Глеб был великий язычник, жизнелюбец, что у тебя с ним общего? Он любил солнце, небо, землю, в нее и лег. Нет, Саня, тебе не будет прощения. Ты все, все кругом ненавидишь! Кроме себя.
– Замолчи!
– оборвал Александр Евгеньевич, отчаянно пытаясь направить ее внимание на другое.
– Что ты из себя корчишь героиню, кто, скажи, кто ты в этом мире? Кто узнает о твоем героизме? А вот что ты спала со мной, знают все...
– Не кричи, разговаривай спокойно, ты даже расстаться не можешь по-человечески, по-мужски, - остановила она его, и в ее голосе послышалась незнакомая ему сила.
– - Я не твой холуй, никогда им не стану. Мы не слышим друг друга, даже если кричим. А жаль, Саня. Твои холуи только поют тебе аллилуйю. Ты удобен. Никто не скажет тебе правду. Глеб нес в мир героическое начало. За то и погиб, а ты своей музыкой разъедаешь душу, вот ты и процветаешь, тебе это очень удобно, все разъять и разъединить!
Александр Евгеньевич шагнул было к ней, невыносимо было слушать ее, такую далекую и чужую, высказывающую несвойственные ей мысли. Не двигая ни одним мускулом и не опуская глаз, Тамара Иннокентьевна ждала, он не смог подойти, побито вернулся под ее взглядом на свое место.
– Если б кто знал, как я устал, - пожаловался он беспомощно.
– Как я устал.
– Уходи, - попросила она, отворачиваясь от него и прислоняясь к стене, у нее уже не было сил держаться на ногах.
– Уходи и только, пожалуйста, больше не возвращайся... Пожалуйста, уходи... Бога ради, прости меня. Я сама виновата, - добавила она, и он точно ждал ее последних слов.

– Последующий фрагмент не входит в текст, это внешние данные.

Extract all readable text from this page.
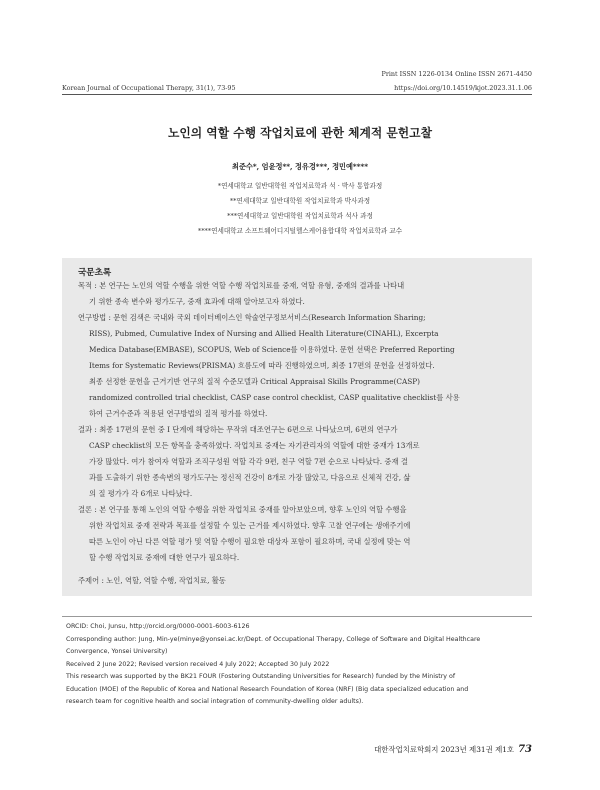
Print ISSN 1226-0134 Online ISSN 2671-4450
Korean Journal of Occupational Therapy, 31(1), 73-95	https://doi.org/10.14519/kjot.2023.31.1.06
노인의 역할 수행 작업치료에 관한 체계적 문헌고찰
최준수*, 엄윤정**, 정유경***, 정민예****
*연세대학교 일반대학원 작업치료학과 석 · 박사 통합과정
**연세대학교 일반대학원 작업치료학과 박사과정
***연세대학교 일반대학원 작업치료학과 석사 과정
****연세대학교 소프트웨어디지털헬스케어융합대학 작업치료학과 교수
국문초록
목적 : 본 연구는 노인의 역할 수행을 위한 역할 수행 작업치료를 중재, 역할 유형, 중재의 결과를 나타내
기 위한 종속 변수와 평가도구, 중재 효과에 대해 알아보고자 하였다.
연구방법 : 문헌 검색은 국내와 국외 데이터베이스인 학술연구정보서비스(Research Information Sharing;
RISS), Pubmed, Cumulative Index of Nursing and Allied Health Literature(CINAHL), Excerpta
Medica Database(EMBASE), SCOPUS, Web of Science를 이용하였다. 문헌 선택은 Preferred Reporting
Items for Systematic Reviews(PRISMA) 흐름도에 따라 진행하였으며, 최종 17편의 문헌을 선정하였다.
최종 선정한 문헌을 근거기반 연구의 질적 수준모델과 Critical Appraisal Skills Programme(CASP)
randomized controlled trial checklist, CASP case control checklist, CASP qualitative checklist를 사용
하여 근거수준과 적용된 연구방법의 질적 평가를 하였다.
결과 : 최종 17편의 문헌 중 I 단계에 해당하는 무작위 대조연구는 6편으로 나타났으며, 6편의 연구가
CASP checklist의 모든 항목을 충족하였다. 작업치료 중재는 자기관리자의 역할에 대한 중재가 13개로
가장 많았다. 여가 참여자 역할과 조직구성원 역할 각각 9편, 친구 역할 7편 순으로 나타났다. 중재 결
과를 도출하기 위한 종속변의 평가도구는 정신적 건강이 8개로 가장 많았고, 다음으로 신체적 건강, 삶
의 질 평가가 각 6개로 나타났다.
결론 : 본 연구를 통해 노인의 역할 수행을 위한 작업치료 중재를 알아보았으며, 향후 노인의 역할 수행을
위한 작업치료 중재 전략과 목표를 설정할 수 있는 근거를 제시하였다. 향후 고찰 연구에는 생애주기에
따른 노인이 아닌 다른 역할 평가 및 역할 수행이 필요한 대상자 포함이 필요하며, 국내 실정에 맞는 역
할 수행 작업치료 중재에 대한 연구가 필요하다.
주제어 : 노인, 역할, 역할 수행, 작업치료, 활동
ORCID: Choi, Junsu, http://orcid.org/0000-0001-6003-6126
Corresponding author: Jung, Min-ye(minye@yonsei.ac.kr/Dept. of Occupational Therapy, College of Software and Digital Healthcare
Convergence, Yonsei University)
Received 2 June 2022; Revised version received 4 July 2022; Accepted 30 July 2022
This research was supported by the BK21 FOUR (Fostering Outstanding Universities for Research) funded by the Ministry of
Education (MOE) of the Republic of Korea and National Research Foundation of Korea (NRF) (Big data specialized education and
research team for cognitive health and social integration of community-dwelling older adults).
대한작업치료학회지 2023년 제31권 제1호 73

Тамара Иннокентьевна не услышала ни его шагов, ни стука двери, лишь почувствовала свое полное, безраздельное одиночество.
6
Забывшись на какое-то время, Тамара Иннокентьевна опять оказалась в удивительной зимней ночи, но она уже знала, что подступила еще одна черта, теперь все, и уже давно ушедшее, и реальное, еще продолжавшее окружать ее, смешалось в ней. Она внимательно огляделась, в очертаниях знакомой мебели появилось что-то новое, контуры как бы утяжелились и в то же время стали менее определенными. Тогда Тамара Иннокентьевна поняла и тяжело, трудно, всей немощной, уставшей грудью вздохнула, кончилось временное, жалкое, раздражающее, и начиналась вечность, не подлежащая переменам. Она не испугалась, но, чтобы что-то еще ощущать, взяла в руки край пледа и стала мять его пальцами. Теперь она все видела в том особом разреженном свете, как бы льющемся сразу отовсюду и совершенно не оставлявшем затененных мест. Был свет, должный в свое время смениться тьмой, и тайн больше не было, вернувшийся Александр Евгеньевич поразился ее лицу. Он принес свежий чай и, помедлив, осторожно поставил на столик, она внимательно оглядела его, отмечая белую, как первый снег, манишку с серой бабочкой, резко контрастировавшую с измученным вконец лицом.